John Sleigh Pudney (19 January 1909 – 10 November 1977) was a British journalist and writer. He was known for short stories, poetry, non-fiction, and children's fiction (including the Hartwarp books).

He was born at Langley Marish and educated at Gresham's School, Holt, where he was a friend of W. H. Auden, leaving school at the age of sixteen in 1925. He later lived in Buckinghamshire.

After leaving school, Pudney worked for an estate agent, for the BBC and for the News Chronicle newspaper. In the 1930s he moved on from journalism and poetry to publishing novels and collections of short stories. In 1940, during World War II, Pudney was commissioned into the Royal Air Force as an intelligence officer and as a member of the Air Ministry's Creative Writers Unit.

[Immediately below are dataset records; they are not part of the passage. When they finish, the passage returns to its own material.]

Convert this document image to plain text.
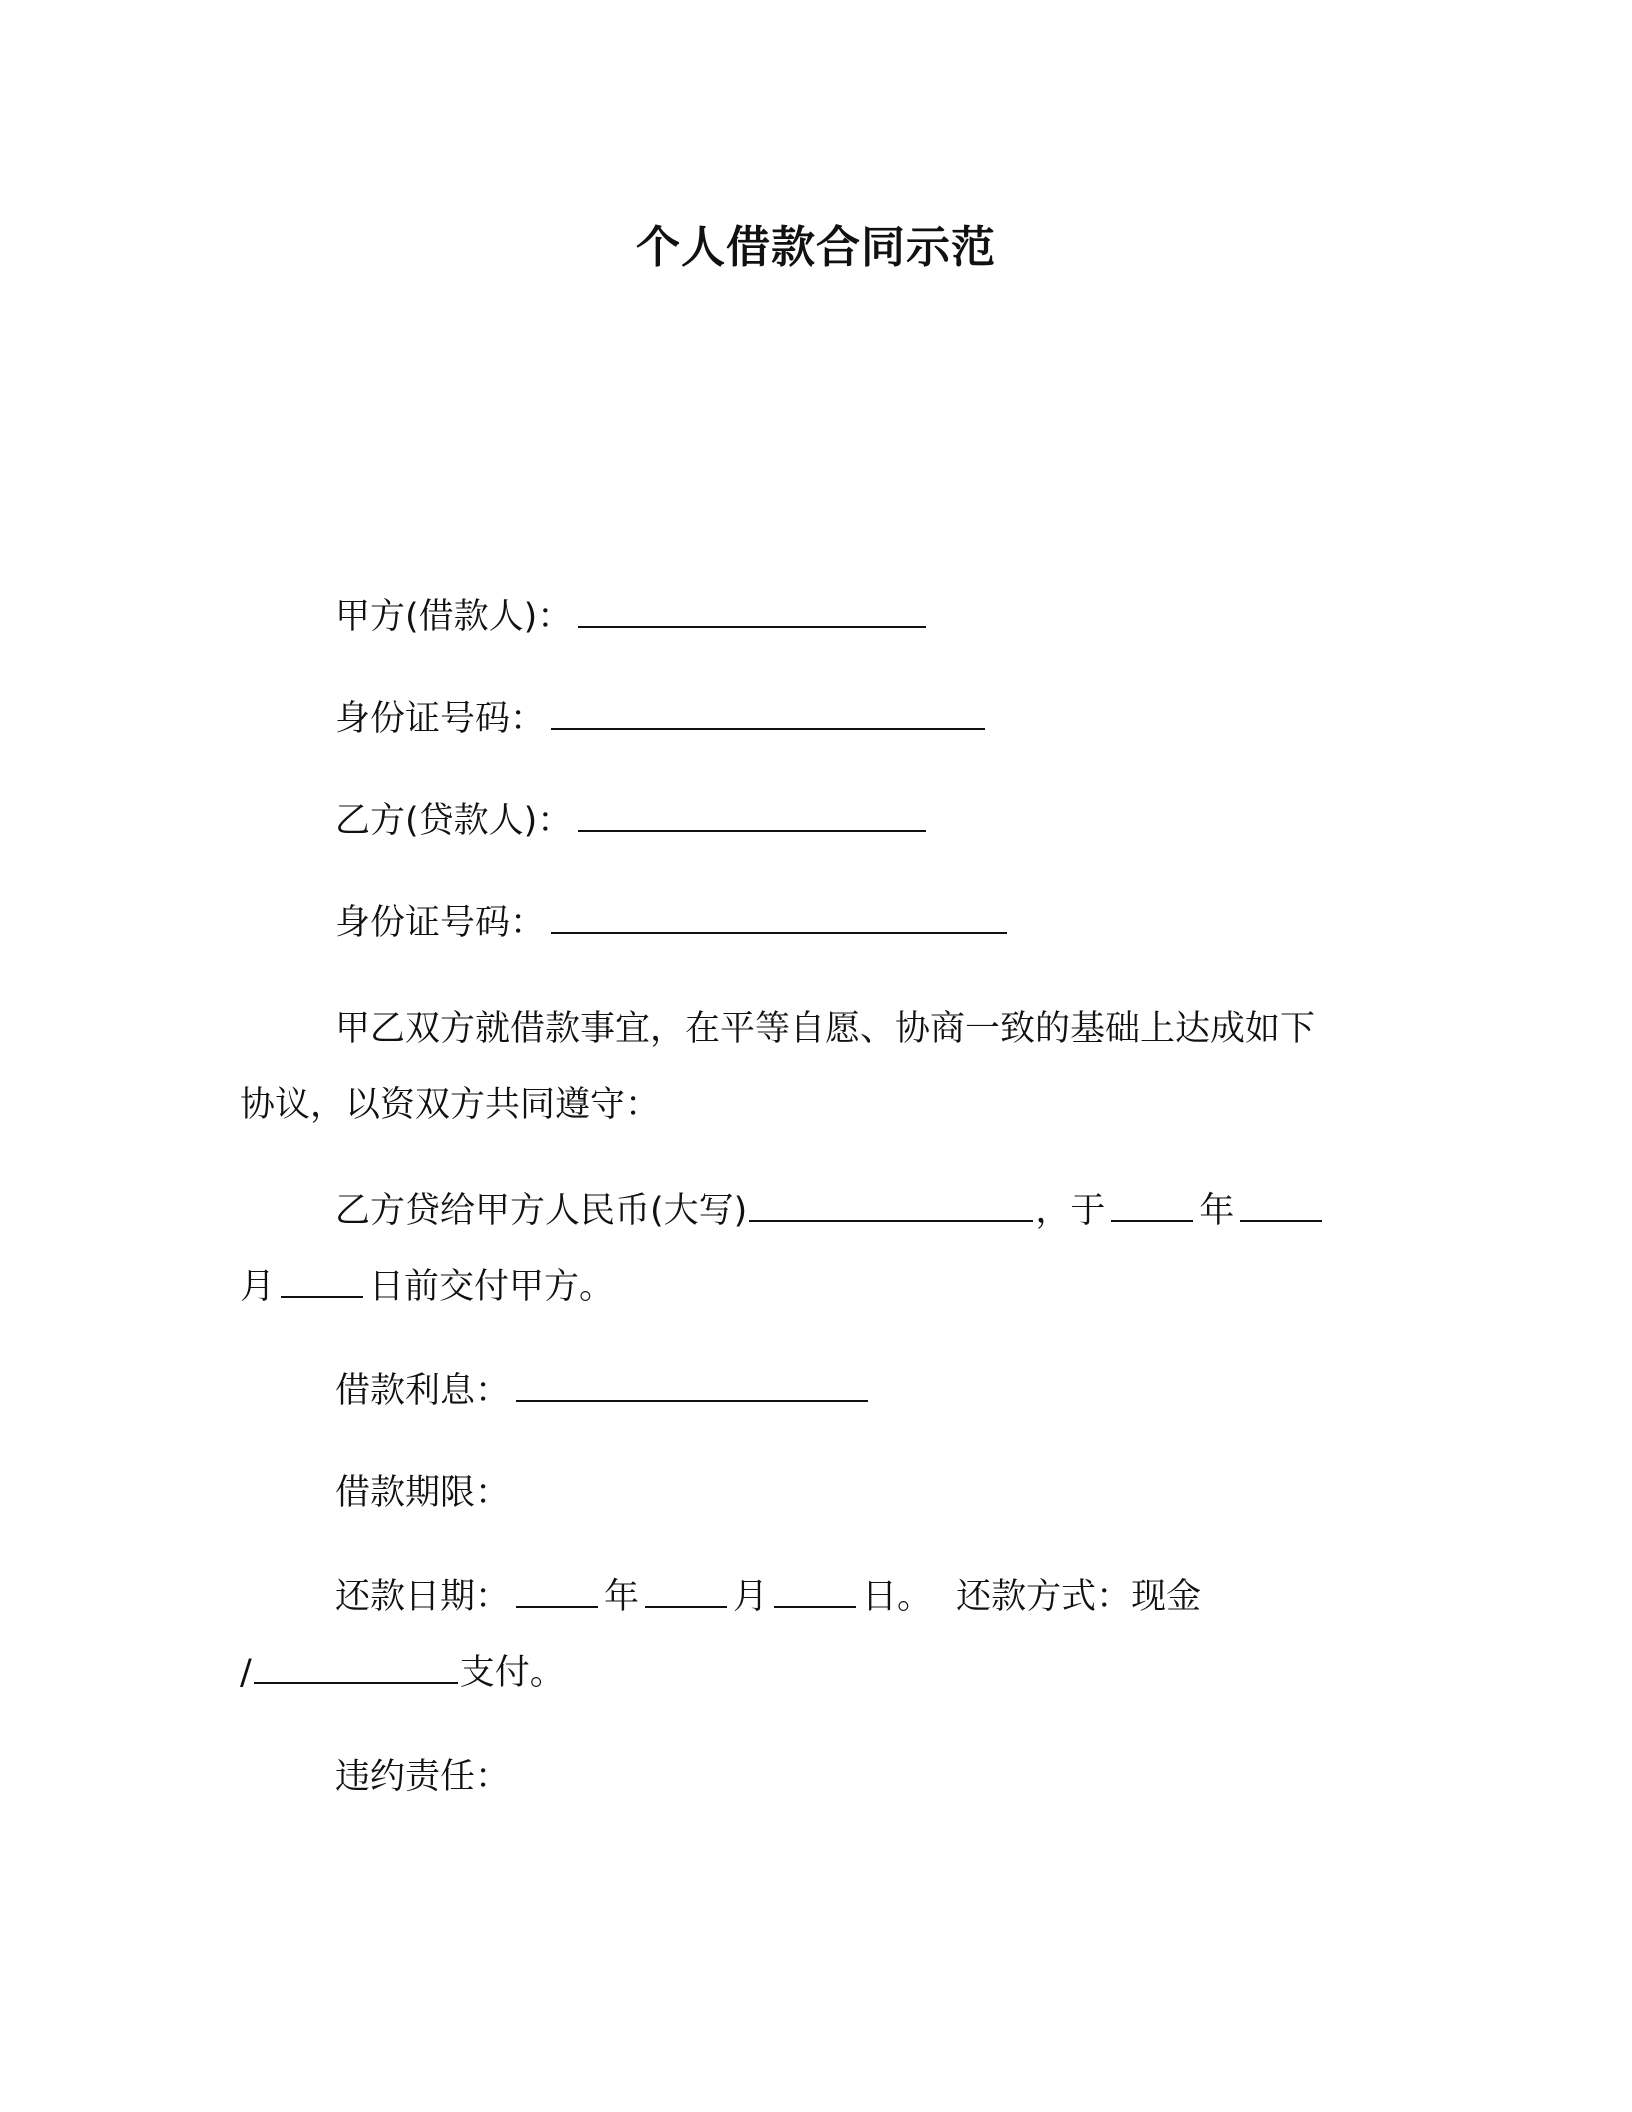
个人借款合同示范
甲方(借款人)：
身份证号码：
乙方(贷款人)：
身份证号码：
甲乙双方就借款事宜，在平等自愿、协商一致的基础上达成如下
协议，以资双方共同遵守：
乙方贷给甲方人民币(大写)	，于	年
月	日前交付甲方。
借款利息：
借款期限：
还款日期：	年	月	日。 还款方式：现金
/	支付。
违约责任：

It was while he was serving as squadron intelligence officer at St Eval in Cornwall that Pudney wrote one of the best-known poems of the war.For Johnny evoked popular fellow-feeling in the London of 1941. Written during an air raid, it was published first in the Daily Chronicle, and featured significantly in the film The Way to the Stars:

Do not despair/For Johnny-head-in-air;/He sleeps as sound/As Johnny underground.

Fetch out no shroud/For Johnny-in-the-cloud;/And keep your tears/For him in after years.

In the UK General Election of July 1945, Pudney stood as the Labour Party candidate for Sevenoaks, polling 14,947 votes, or 36 per cent.

After the war he continued to write and worked as an editor and as a director of magazines and publishing companies. He was with the News Review from 1948 to 1950, Evans Brothers, Ltd. (1950-1953), and Putnam & Co. Ltd (1953-1963). In 1953 he wrote the documentary ' Elizabeth is Queen' that received a BAFTA award.